Одновременно с разочарованием от бесплодного ожидания пропало желание двигаться, просыпаться по утрам.
Страх, больше не подкрепляемый враждебными действиями Георгия, притупился.
На смену обессиливающей тревоге и отчаянию пришли равнодушие и опустошённость. Исчез интерес к жизни.
По ночам Юлю будил повторяющийся, изнуряющий кошмар.
Снилось, что мчится. Изо всех сил, не разбирая дороги, круто вниз, под уклон.
Огромными шагами, падая, ранясь в кровь. Цепляясь за кусты. Задыхаясь. Разрывая лёгкие от скорости и отчаянного беззвучного крика.
Одинокая, маленькая, беспомощная перед настигающей огромной враждебной мглой.
Чужеродная сила беспощадно и неотвратимо настигала. Засасывала и поглощала увязшее, перестающее двигаться тело и… всё. Мрак. Пустота.
Узница просыпалась от невозможности дышать, кричать и шевелиться. С гулко бьющимся сердцем, отдающимся отупляющим звоном в ушах и полным ощущением реалистичности тяжёлого бреда.
Через несколько секунд вспоминала, как надо дышать, двигаться.
Ненасытно втягивала в сжавшееся горло воздух. Резко садилась в кровати, прижимая руки к вздымающейся груди.
Через время границы сна и яви разделялись. Она успокаивалась, пульс приходил в норму.
Потом долго лежала с облегчением осознавая, что это был всего-навсего страшный сон.
Но сегодняшняя действительность ненамного отличалась от привидевшегося бреда.
С собой из тёплых вещей у Юли имелась только тонкая короткая курточка. Подходящей для холодов её можно было назвать с большой натяжкой.
В сумке для путешествий в основном лежали футболки, лёгкие платья и брючки, предназначенные для пляжного отдыха. И летние кроссовки.
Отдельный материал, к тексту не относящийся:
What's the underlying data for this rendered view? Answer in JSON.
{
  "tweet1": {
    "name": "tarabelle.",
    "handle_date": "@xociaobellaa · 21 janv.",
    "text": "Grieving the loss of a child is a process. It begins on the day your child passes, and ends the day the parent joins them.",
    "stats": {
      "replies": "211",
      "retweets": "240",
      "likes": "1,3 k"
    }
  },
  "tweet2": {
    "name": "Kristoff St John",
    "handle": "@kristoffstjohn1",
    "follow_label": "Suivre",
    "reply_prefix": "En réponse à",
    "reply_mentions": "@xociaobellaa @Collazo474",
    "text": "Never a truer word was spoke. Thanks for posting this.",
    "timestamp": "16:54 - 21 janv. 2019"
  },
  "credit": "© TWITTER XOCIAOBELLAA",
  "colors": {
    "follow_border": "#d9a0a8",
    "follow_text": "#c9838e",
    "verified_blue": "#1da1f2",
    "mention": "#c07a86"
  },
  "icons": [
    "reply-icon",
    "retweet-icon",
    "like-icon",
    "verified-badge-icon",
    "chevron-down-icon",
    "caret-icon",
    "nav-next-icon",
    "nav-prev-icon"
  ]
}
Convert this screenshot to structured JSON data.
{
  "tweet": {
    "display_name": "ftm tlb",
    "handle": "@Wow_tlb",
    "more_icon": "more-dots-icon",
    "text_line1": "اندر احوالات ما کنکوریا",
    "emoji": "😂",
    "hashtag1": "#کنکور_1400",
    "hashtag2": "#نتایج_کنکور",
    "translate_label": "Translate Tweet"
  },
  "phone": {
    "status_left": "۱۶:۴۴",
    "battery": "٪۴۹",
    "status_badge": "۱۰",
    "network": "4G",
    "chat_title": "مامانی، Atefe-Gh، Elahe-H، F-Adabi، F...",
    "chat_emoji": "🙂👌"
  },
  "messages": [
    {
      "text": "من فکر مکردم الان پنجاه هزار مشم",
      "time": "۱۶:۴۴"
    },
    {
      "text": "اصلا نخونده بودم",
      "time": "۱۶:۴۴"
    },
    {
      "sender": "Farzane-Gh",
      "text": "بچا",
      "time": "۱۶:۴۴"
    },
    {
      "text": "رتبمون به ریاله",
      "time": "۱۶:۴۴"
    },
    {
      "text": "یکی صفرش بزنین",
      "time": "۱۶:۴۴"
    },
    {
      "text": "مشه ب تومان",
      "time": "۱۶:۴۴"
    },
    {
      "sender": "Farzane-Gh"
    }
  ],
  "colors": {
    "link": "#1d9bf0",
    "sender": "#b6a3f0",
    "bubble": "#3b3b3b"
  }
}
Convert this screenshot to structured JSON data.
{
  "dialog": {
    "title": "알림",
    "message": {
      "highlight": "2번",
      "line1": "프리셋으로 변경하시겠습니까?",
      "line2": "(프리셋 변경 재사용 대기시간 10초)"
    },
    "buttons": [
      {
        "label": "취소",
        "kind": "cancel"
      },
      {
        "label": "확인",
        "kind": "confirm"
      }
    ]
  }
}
Пока в них можно было гулять по двору. Но для хождения по скользкому снегу их подошва не годилась. А он скоро должен выпасть, судя по меняющейся погоде и ожидаемого серьёзного понижения температуры.
Шкаф в её комнате возвышался доверху забитый старой одеждой. Ношеной, но чистой, отутюженной, аккуратно сложенной.
Юля несколько раз ныряла в него, перебирая вещи, ища что-нибудь пригодное для улицы. Но одежда не подходила по размеру. Её покупали крупной, высокой женщине. Наверное, матери тюремщика. Фасон и расцветки больше шли человеку в годах, чем современной девушке.
В сотый раз кисло перетряхнув барахло, пленница пригорюнилась: «Беспросветно! Ничего подходящего. И без того тошно на душе. Ещё и сидеть в доме безвылазно?»
Тоскливо покружила вокруг кучки габаритного тряпья. Иных вариантов не намечалось, поэтому скрепя сердце, подобрала одежду из имеющегося гардероба.
Не отказываться же от прогулок. В нынешнее убогое существование они привносили хоть какое-то подобие разнообразия.
Выбрала чёрную кофту. Тёплую, связанную из качественных шерстяных ниток.
Огромную. В неё, наверное, можно было завернуться два или три раза. Два-то точно. На третий оборот сантиметров пятнадцати не хватало.
Такую же безразмерную непромокаемую курточку.
Юля покрутилась вокруг себя, по-птичьи размахивая полами. Саркастически хохотнула: «Отлично!
Замечательный наряд для огородного пугала».
Внешний вид пленницы, красота и удобство одежды, похоже, не интересовали Георгия.
Но за тем, чтобы она не мёрзла и тепло одевалась при выходе из дома, следил строго и придирчиво. Если что-то не устраивало, безапелляционно требовал одеться по-другому.
Возражения не слушал. Морщась и отворачивая лицо, чтобы прекратить протесты и не встречаться с её страдающими глазами, брал за запястье, спускался в подвал, подводил к шкафу и тыкал: надеть это и это.
Несколько раз в первое время Юля по наивности пыталась спорить и отстоять облюбованные тряпки.